Getting Started
Installation
import Pkg; Pkg.add(url="https://github.com/NUFgroup/ImmersedBodies.jl")
Example Problem
First, load the ImmersedBodies package.
using ImmersedBodiesNext, we define the fluid for the problem. The fluid domain is nlevel Cartesian grids that progressively double in scale. The smallest grid is at $-1<x<1, -1.5<y<1.5$. The fluid is specified with a Reynolds number of 200 and a freestream velocity of 1 along $x$. The grid step can be manually set by adding an h keyword argument to fluid_grid.
fluid = Fluid(
grid = fluid_grid(xlims = (-1.0, 2.0), ylims = (-1.5, 1.5), nlevel = 5),
Re = 200.0,
freestream_vel = t -> (1.0, 0.0),
)Next, we define the bodies. In this case, 2 cylinders with the same radius at different heights. Each body is a StaticBody, meaning the body is stationary in the fluid grid. Each body is given a Panels argument that specifies the points on the body. You can manually specify points to use, or use the ImmersedBodies.Curves module to automatically discretize a curve that will work with the fluid grid.
bodies = Bodies(
cyl1=StaticBody(
Panels(fluid.grid, Curves.Circle(r=0.5, center=(0.0, -0.75)))
),
cyl2=StaticBody(
Panels(fluid.grid, Curves.Circle(r=0.5, center=(0.0, +0.75)))
),
)Next, the time-stepping scheme. Here we automatically compute the time step to hit a target cfl number based on a given maximum fluid velocity Umax.
scheme = default_scheme(fluid.grid; Umax=2.0, cfl=0.2)Finally, we combine the fluid, bodies, and scheme into the problem.
prob = Problem(; fluid, bodies, scheme)We now solve the problem from time 0 to t and specify values to save to an HDF5 file.
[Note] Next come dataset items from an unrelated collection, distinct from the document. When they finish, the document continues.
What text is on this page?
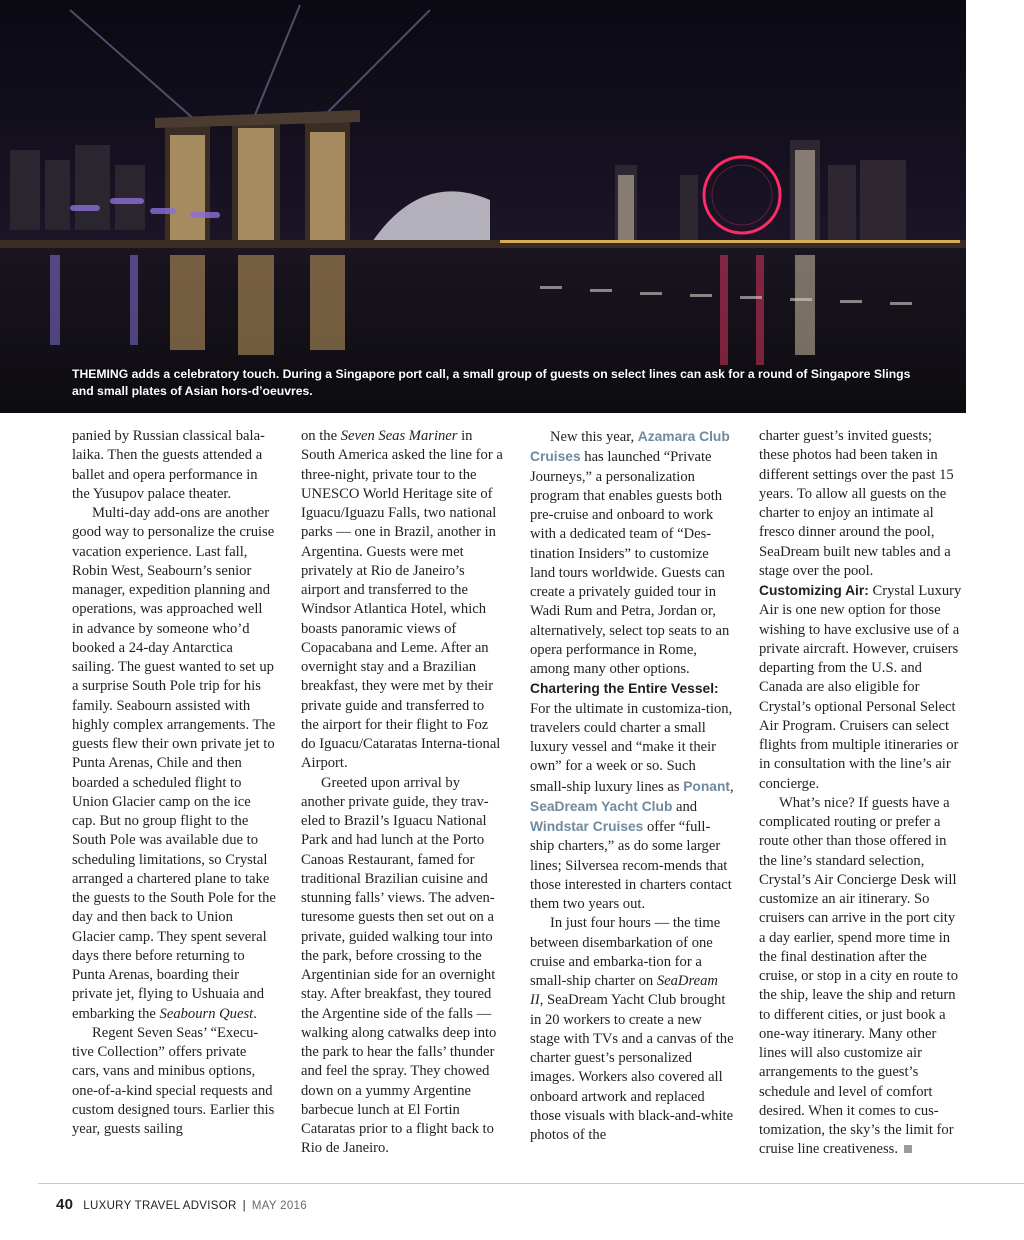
THEMING adds a celebratory touch. During a Singapore port call, a small group of guests on select lines can ask for a round of Singapore Slings and small plates of Asian hors-d’oeuvres.

panied by Russian classical bala-laika. Then the guests attended a ballet and opera performance in the Yusupov palace theater.

Multi-day add-ons are another good way to personalize the cruise vacation experience. Last fall, Robin West, Seabourn’s senior manager, expedition planning and operations, was approached well in advance by someone who’d booked a 24-day Antarctica sailing. The guest wanted to set up a surprise South Pole trip for his family. Seabourn assisted with highly complex arrangements. The guests flew their own private jet to Punta Arenas, Chile and then boarded a scheduled flight to Union Glacier camp on the ice cap. But no group flight to the South Pole was available due to scheduling limitations, so Crystal arranged a chartered plane to take the guests to the South Pole for the day and then back to Union Glacier camp. They spent several days there before returning to Punta Arenas, boarding their private jet, flying to Ushuaia and embarking the Seabourn Quest.

Regent Seven Seas’ “Execu-tive Collection” offers private cars, vans and minibus options, one-of-a-kind special requests and custom designed tours. Earlier this year, guests sailing

on the Seven Seas Mariner in South America asked the line for a three-night, private tour to the UNESCO World Heritage site of Iguacu/Iguazu Falls, two national parks — one in Brazil, another in Argentina. Guests were met privately at Rio de Janeiro’s airport and transferred to the Windsor Atlantica Hotel, which boasts panoramic views of Copacabana and Leme. After an overnight stay and a Brazilian breakfast, they were met by their private guide and transferred to the airport for their flight to Foz do Iguacu/Cataratas Interna-tional Airport.

Greeted upon arrival by another private guide, they trav-eled to Brazil’s Iguacu National Park and had lunch at the Porto Canoas Restaurant, famed for traditional Brazilian cuisine and stunning falls’ views. The adven-turesome guests then set out on a private, guided walking tour into the park, before crossing to the Argentinian side for an overnight stay. After breakfast, they toured the Argentine side of the falls — walking along catwalks deep into the park to hear the falls’ thunder and feel the spray. They chowed down on a yummy Argentine barbecue lunch at El Fortin Cataratas prior to a flight back to Rio de Janeiro.

New this year, Azamara Club Cruises has launched “Private Journeys,” a personalization program that enables guests both pre-cruise and onboard to work with a dedicated team of “Des-tination Insiders” to customize land tours worldwide. Guests can create a privately guided tour in Wadi Rum and Petra, Jordan or, alternatively, select top seats to an opera performance in Rome, among many other options.

Chartering the Entire Vessel: For the ultimate in customiza-tion, travelers could charter a small luxury vessel and “make it their own” for a week or so. Such small-ship luxury lines as Ponant, SeaDream Yacht Club and Windstar Cruises offer “full-ship charters,” as do some larger lines; Silversea recom-mends that those interested in charters contact them two years out.

In just four hours — the time between disembarkation of one cruise and embarka-tion for a small-ship charter on SeaDream II, SeaDream Yacht Club brought in 20 workers to create a new stage with TVs and a canvas of the charter guest’s personalized images. Workers also covered all onboard artwork and replaced those visuals with black-and-white photos of the

charter guest’s invited guests; these photos had been taken in different settings over the past 15 years. To allow all guests on the charter to enjoy an intimate al fresco dinner around the pool, SeaDream built new tables and a stage over the pool.

Customizing Air: Crystal Luxury Air is one new option for those wishing to have exclusive use of a private aircraft. However, cruisers departing from the U.S. and Canada are also eligible for Crystal’s optional Personal Select Air Program. Cruisers can select flights from multiple itineraries or in consultation with the line’s air concierge.

What’s nice? If guests have a complicated routing or prefer a route other than those offered in the line’s standard selection, Crystal’s Air Concierge Desk will customize an air itinerary. So cruisers can arrive in the port city a day earlier, spend more time in the final destination after the cruise, or stop in a city en route to the ship, leave the ship and return to different cities, or just book a one-way itinerary. Many other lines will also customize air arrangements to the guest’s schedule and level of comfort desired. When it comes to cus-tomization, the sky’s the limit for cruise line creativeness.

40 LUXURY TRAVEL ADVISOR | MAY 2016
There are interfaces to the HDF5 file format for many programming languages, so you can analyze the data in whichever language you prefer.
solve(
prob,
t=15.0,
save=SaveHDF5(
"soln.h5",
"problem" => prob,
"fluid" => fluid_group(
prob,
TimestepRange(; step=200),
(x_velocity!, y_velocity!, vorticity!)
),
"bodies" => body_group(
prob,
TimestepRange(; step=10),
(boundary_force!,)
),
"totals" => body_group(
prob,
TimestepRange(; step=1),
(boundary_total_force!,)
),
),
)Here is an example script for plotting the results in Julia with Makie.
using HDF5
using GLMakie
file = h5open("soln.h5")
# Load the positions of the two cylinders
bodypos = NamedTuple(
name => read(file["problem/bodies/$name/positions"]) for name in (:cyl1, :cyl2)
)
# Reference the vorticity dataset in the file. This doesn't load the data into memory until
# we index it.
vorticity_dset = file["fluid/vorticity"]
# The coords attribute stores the coordinates that correspond to the vorticity array. The
# fields are `start`, `length`, and `step` to work directly with the `range` function.
# `vort_coords[:, level]` are the coordinates on the `level`th subdomain.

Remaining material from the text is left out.